All eyes on Opec+ meet: 4 possible scenarios
Saudi Arabia pumping 12.3 mbpd would result in oil prices collapsing to $15 level.

Optimism over prospects for a deal had sent benchmark oil futures to a record gain, despite an unprecedented global demand loss due to the Covid-19 outbreak. Failure to reach a deal would likely cause prices to crater again.
OPEC++ arrangement would take producers into uncharted territory. Formal commitments on production would be hard for some, particularly the US. In the US and Canada, softer commitments, signals or commitments from the industry or authorities below federal level are more likely.
Here are four possible scenarios that investors should be ready for:
First scenario is the Saudis and Russians going back to the table with a clear mandate to cut production, and the US finding a way to contribute to the deal. Brazil, Canada and perhaps others agree to chip in. Saudis will declare victory, claiming their tough action brought a truly global response. A pledge to cut a historic 10 mbpd or higher would require huge diplomatic efforts, some exceptional political maneuvering in the US and some clear incentives for Russia, but this would take time to pull the details together.
Second scenario would see Saudi Arabia backing down from its threat to flood the market, but failing to secure broad agreement. This might mean that Russia would attend meetings, but politely decline to do much. The US would fail to pull together firm commitments.
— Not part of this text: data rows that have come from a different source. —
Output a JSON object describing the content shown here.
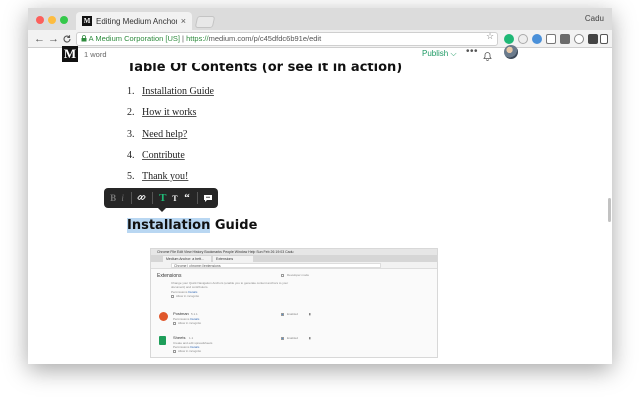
{
  "browser": {
    "tab_title": "Editing Medium Anchor, a mu",
    "tab_close": "×",
    "tab_favicon": "M",
    "profile_name": "Cadu",
    "nav_back": "←",
    "nav_forward": "→",
    "nav_reload": "C",
    "address": {
      "lock": "🔒",
      "org": "A Medium Corporation [US]",
      "separator": " | ",
      "protocol": "https://",
      "rest": "medium.com/p/c45dfdc6b91e/edit"
    },
    "star": "☆",
    "extension_colors": [
      "#1fb876",
      "#e8e8e8",
      "#4a90d9",
      "#999999",
      "#6b6b6b",
      "#888888",
      "#444444",
      "#555555",
      "#666666"
    ]
  },
  "editor": {
    "logo": "M",
    "word_count": "1 word",
    "publish_label": "Publish ⌵",
    "more_label": "•••",
    "heading": "Table Of Contents (or see it in action)",
    "toc": [
      {
        "num": "1.",
        "label": "Installation Guide"
      },
      {
        "num": "2.",
        "label": "How it works"
      },
      {
        "num": "3.",
        "label": "Need help?"
      },
      {
        "num": "4.",
        "label": "Contribute"
      },
      {
        "num": "5.",
        "label": "Thank you!"
      }
    ],
    "format_toolbar": {
      "bold": "B",
      "italic": "i",
      "link": "🔗",
      "title_large": "T",
      "title_small": "T",
      "quote": "“"
    },
    "selected_heading": {
      "highlighted": "Installation",
      "rest": " Guide"
    }
  },
  "embedded_screenshot": {
    "menubar": " Chrome   File   Edit   View   History   Bookmarks   People   Window   Help                                                                          Sun Feb 26  19:03   Cadu",
    "tab1": "Medium Anchor: a bett...",
    "tab2": "Extensions",
    "address": "Chrome | chrome://extensions",
    "page_title": "Extensions",
    "dev_mode": "Developer mode",
    "items": [
      {
        "name": "",
        "desc": "Change your Quick Navigation Anchors (enable you to generate content anchors to your",
        "desc2": "document) and contributors.",
        "perm": "Permissions",
        "details": "Details",
        "incognito": "Allow in incognito"
      },
      {
        "name": "Postman",
        "version": "5.1.1",
        "perm": "Permissions",
        "details": "Details",
        "incognito": "Allow in incognito",
        "enabled": "Enabled"
      },
      {
        "name": "Sheets",
        "version": "1.1",
        "desc": "Create and edit spreadsheets",
        "perm": "Permissions",
        "details": "Details",
        "incognito": "Allow in incognito",
        "enabled": "Enabled"
      }
    ]
  }
}
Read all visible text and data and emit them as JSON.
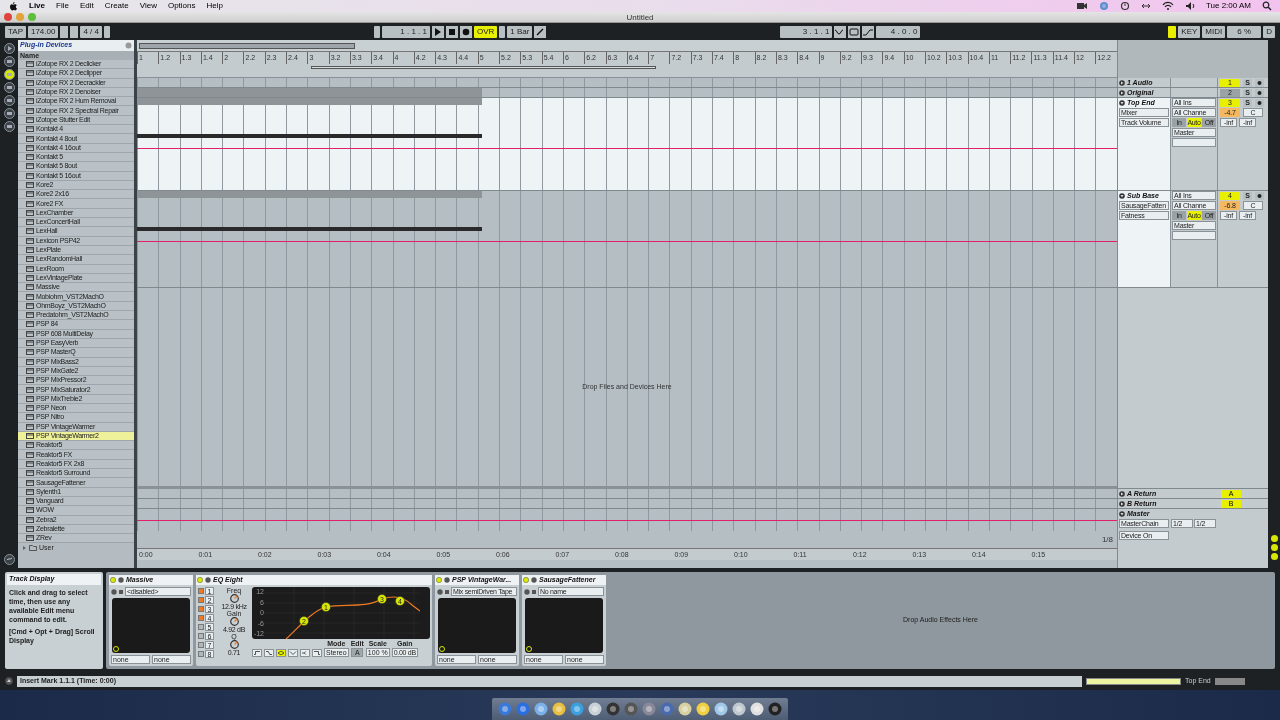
{
  "menubar": {
    "app": "Live",
    "menus": [
      "File",
      "Edit",
      "Create",
      "View",
      "Options",
      "Help"
    ],
    "clock": "Tue 2:00 AM"
  },
  "window": {
    "title": "Untitled"
  },
  "transport": {
    "tap": "TAP",
    "tempo": "174.00",
    "signature": "4 / 4",
    "position": "1 . 1 . 1",
    "overdub": "OVR",
    "overdub_on": true,
    "quantize": "1 Bar",
    "loop_start": "3 . 1 . 1",
    "loop_length": "4 . 0 . 0",
    "key": "KEY",
    "midi": "MIDI",
    "cpu": "6 %",
    "disk": "D"
  },
  "browser": {
    "title": "Plug-in Devices",
    "column": "Name",
    "items": [
      {
        "label": "iZotope RX 2 Declicker",
        "selected": false
      },
      {
        "label": "iZotope RX 2 Declipper",
        "selected": false
      },
      {
        "label": "iZotope RX 2 Decrackler",
        "selected": false
      },
      {
        "label": "iZotope RX 2 Denoiser",
        "selected": false
      },
      {
        "label": "iZotope RX 2 Hum Removal",
        "selected": false
      },
      {
        "label": "iZotope RX 2 Spectral Repair",
        "selected": false
      },
      {
        "label": "iZotope Stutter Edit",
        "selected": false
      },
      {
        "label": "Kontakt 4",
        "selected": false
      },
      {
        "label": "Kontakt 4 8out",
        "selected": false
      },
      {
        "label": "Kontakt 4 16out",
        "selected": false
      },
      {
        "label": "Kontakt 5",
        "selected": false
      },
      {
        "label": "Kontakt 5 8out",
        "selected": false
      },
      {
        "label": "Kontakt 5 16out",
        "selected": false
      },
      {
        "label": "Kore2",
        "selected": false
      },
      {
        "label": "Kore2 2x16",
        "selected": false
      },
      {
        "label": "Kore2 FX",
        "selected": false
      },
      {
        "label": "LexChamber",
        "selected": false
      },
      {
        "label": "LexConcertHall",
        "selected": false
      },
      {
        "label": "LexHall",
        "selected": false
      },
      {
        "label": "Lexicon PSP42",
        "selected": false
      },
      {
        "label": "LexPlate",
        "selected": false
      },
      {
        "label": "LexRandomHall",
        "selected": false
      },
      {
        "label": "LexRoom",
        "selected": false
      },
      {
        "label": "LexVintagePlate",
        "selected": false
      },
      {
        "label": "Massive",
        "selected": false
      },
      {
        "label": "Mobiohm_VST2MachO",
        "selected": false
      },
      {
        "label": "OhmBoyz_VST2MachO",
        "selected": false
      },
      {
        "label": "Predatohm_VST2MachO",
        "selected": false
      },
      {
        "label": "PSP 84",
        "selected": false
      },
      {
        "label": "PSP 608 MultiDelay",
        "selected": false
      },
      {
        "label": "PSP EasyVerb",
        "selected": false
      },
      {
        "label": "PSP MasterQ",
        "selected": false
      },
      {
        "label": "PSP MixBass2",
        "selected": false
      },
      {
        "label": "PSP MixGate2",
        "selected": false
      },
      {
        "label": "PSP MixPressor2",
        "selected": false
      },
      {
        "label": "PSP MixSaturator2",
        "selected": false
      },
      {
        "label": "PSP MixTreble2",
        "selected": false
      },
      {
        "label": "PSP Neon",
        "selected": false
      },
      {
        "label": "PSP Nitro",
        "selected": false
      },
      {
        "label": "PSP VintageWarmer",
        "selected": false
      },
      {
        "label": "PSP VintageWarmer2",
        "selected": true
      },
      {
        "label": "Reaktor5",
        "selected": false
      },
      {
        "label": "Reaktor5 FX",
        "selected": false
      },
      {
        "label": "Reaktor5 FX 2x8",
        "selected": false
      },
      {
        "label": "Reaktor5 Surround",
        "selected": false
      },
      {
        "label": "SausageFattener",
        "selected": false
      },
      {
        "label": "Sylenth1",
        "selected": false
      },
      {
        "label": "Vanguard",
        "selected": false
      },
      {
        "label": "WOW",
        "selected": false
      },
      {
        "label": "Zebra2",
        "selected": false
      },
      {
        "label": "Zebralette",
        "selected": false
      },
      {
        "label": "ZRev",
        "selected": false
      }
    ],
    "folder": "User"
  },
  "ruler": {
    "beats": [
      "1",
      "1.2",
      "1.3",
      "1.4",
      "2",
      "2.2",
      "2.3",
      "2.4",
      "3",
      "3.2",
      "3.3",
      "3.4",
      "4",
      "4.2",
      "4.3",
      "4.4",
      "5",
      "5.2",
      "5.3",
      "5.4",
      "6",
      "6.2",
      "6.3",
      "6.4",
      "7",
      "7.2",
      "7.3",
      "7.4",
      "8",
      "8.2",
      "8.3",
      "8.4",
      "9",
      "9.2",
      "9.3",
      "9.4",
      "10",
      "10.2",
      "10.3",
      "10.4",
      "11",
      "11.2",
      "11.3",
      "11.4",
      "12",
      "12.2"
    ],
    "times": [
      "0:00",
      "0:01",
      "0:02",
      "0:03",
      "0:04",
      "0:05",
      "0:06",
      "0:07",
      "0:08",
      "0:09",
      "0:10",
      "0:11",
      "0:12",
      "0:13",
      "0:14",
      "0:15"
    ],
    "grid": "1/8"
  },
  "tracks": [
    {
      "name": "1 Audio",
      "number": "1",
      "solo": "S",
      "active": true,
      "expanded": false,
      "clip": false
    },
    {
      "name": "Original",
      "number": "2",
      "solo": "S",
      "active": false,
      "expanded": false,
      "clip": true
    },
    {
      "name": "Top End",
      "number": "3",
      "solo": "S",
      "active": true,
      "expanded": true,
      "clip": true,
      "device": "Mixer",
      "parameter": "Track Volume",
      "input": "All Ins",
      "channel": "All Channe",
      "monitor": [
        {
          "label": "In",
          "selected": false
        },
        {
          "label": "Auto",
          "selected": true
        },
        {
          "label": "Off",
          "selected": false
        }
      ],
      "output": "Master",
      "volume": "-4.7",
      "pan": "C",
      "peak_left": "-inf",
      "peak_right": "-inf"
    },
    {
      "name": "Sub Base",
      "number": "4",
      "solo": "S",
      "active": true,
      "expanded": true,
      "clip": true,
      "device": "SausageFatten",
      "parameter": "Fatness",
      "input": "All Ins",
      "channel": "All Channe",
      "monitor": [
        {
          "label": "In",
          "selected": false
        },
        {
          "label": "Auto",
          "selected": true
        },
        {
          "label": "Off",
          "selected": false
        }
      ],
      "output": "Master",
      "volume": "-6.8",
      "pan": "C",
      "peak_left": "-inf",
      "peak_right": "-inf"
    }
  ],
  "drop_hint": "Drop Files and Devices Here",
  "returns": [
    {
      "name": "A Return",
      "letter": "A"
    },
    {
      "name": "B Return",
      "letter": "B"
    }
  ],
  "master": {
    "name": "Master",
    "device": "MasterChain",
    "parameter": "Device On",
    "cue": "1/2",
    "out": "1/2"
  },
  "track_display": {
    "title": "Track Display",
    "text": "Click and drag to select time, then use any available Edit menu command to edit.",
    "shortcut": "[Cmd + Opt + Drag] Scroll Display"
  },
  "devices": [
    {
      "kind": "plugin",
      "name": "Massive",
      "preset": "<disabled>",
      "params": [
        "none",
        "none"
      ]
    },
    {
      "kind": "eq",
      "name": "EQ Eight",
      "bands": [
        {
          "label": "1",
          "on": true
        },
        {
          "label": "2",
          "on": true
        },
        {
          "label": "3",
          "on": true
        },
        {
          "label": "4",
          "on": true
        },
        {
          "label": "5",
          "on": false
        },
        {
          "label": "6",
          "on": false
        },
        {
          "label": "7",
          "on": false
        },
        {
          "label": "8",
          "on": false
        }
      ],
      "freq_label": "Freq",
      "freq": "12.9 kHz",
      "gain_label": "Gain",
      "gain": "4.92 dB",
      "q_label": "Q",
      "q": "0.71",
      "db_ticks": [
        "12",
        "6",
        "0",
        "-6",
        "-12"
      ],
      "points": [
        "1",
        "2",
        "3",
        "4"
      ],
      "shapes": [
        {
          "selected": false
        },
        {
          "selected": false
        },
        {
          "selected": true
        },
        {
          "selected": false
        },
        {
          "selected": false
        },
        {
          "selected": false
        }
      ],
      "mode_label": "Mode",
      "mode": "Stereo",
      "edit_label": "Edit",
      "edit": "A",
      "scale_label": "Scale",
      "scale": "100 %",
      "out_label": "Gain",
      "out": "0.00 dB"
    },
    {
      "kind": "plugin",
      "name": "PSP VintageWar...",
      "preset": "Mix semiDriven Tape",
      "params": [
        "none",
        "none"
      ]
    },
    {
      "kind": "plugin",
      "name": "SausageFattener",
      "preset": "No name",
      "params": [
        "none",
        "none"
      ]
    }
  ],
  "device_drop_hint": "Drop Audio Effects Here",
  "status": {
    "text": "Insert Mark 1.1.1 (Time: 0:00)",
    "track": "Top End"
  }
}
In this scenario, production would be shut in any way as buyers evaporate and storage fills up, but without a market-supporting deal.
Fourth scenario is a potential lack of will to make tough choices, inability of the US to deliver cuts, and a lackluster Russian appetite for major reductions. This scenario could unfold if positions harden, current diplomacy stutters and the current inability to meet face-to-face, rather than via video conference, hampers dealmaking. The market response could be brutal, with prices collapsing to even lower levels.
Without action from producers to reduce supply, the situation will get much worse as the world runs out of places to store crude pumped out of the ground that nobody wants. A big production cut could delay reaching that breaking point, perhaps for long enough for demand to start to pick up again. But it won’t happen unless everybody plays their part.
Opec has invited the Texas Commission to participate in its June meeting. After Trump’s statement it seems unlikely that any production commitment is forthcoming. Moreover, it looks like we might have a new diplomatic rift between Russians and the Saudis. Over the weekend, the dispute between Moscow and Saudi Arabia over who is to blame for plunging crude prices intensified. Saudi Arabia’s energy minister issued a statement, saying comments from Russia’s energy minister Novak were categorically false and contrary to fact. Saudi Arabia made a pointed diplomatic attack on Russian President Vladimir Putin, opening a fresh rift between the world’s two largest oil exporters and jeopardizing a deal.
Along with the division, reports suggest that Trump ramped up his threats to impose oil import tariffs as renewed diplomatic tension between Saudi Arabia and Russia threatened efforts to reach a new deal.
Shale industry
Estimates suggest that hundreds of thousands of US oil industry jobs are hanging in the balance, with about $15 billion of investments wiped off from the budgets of shale explorers and many of them on the brink of bankruptcy. Gasoline pumps are sitting idle as people cancel their travel plans amid the worsening coronavirus outbreak. Global oil storage is filling up fast in this context, despite rising costs of storage, -- in some cases by as much as 100 per cent. The situation is unusual. Gasoline is getting cheaper because of tanking crude oil prices, but drivers in the most car-loving country in the world cannot take advantage of these lower prices because they have to self-isolate at home. The US consumes about 20 million bpd of oil and products, with gasoline consumption at 9 million bpd.
Conclusion
For the week, given the delay in the Opec meeting and rising tensions between Saudi Arabia and Russia, pessimism is expected to return to the crude oil market. With this new Saudi-Russia spat, it doesn’t look like it’s going to come together.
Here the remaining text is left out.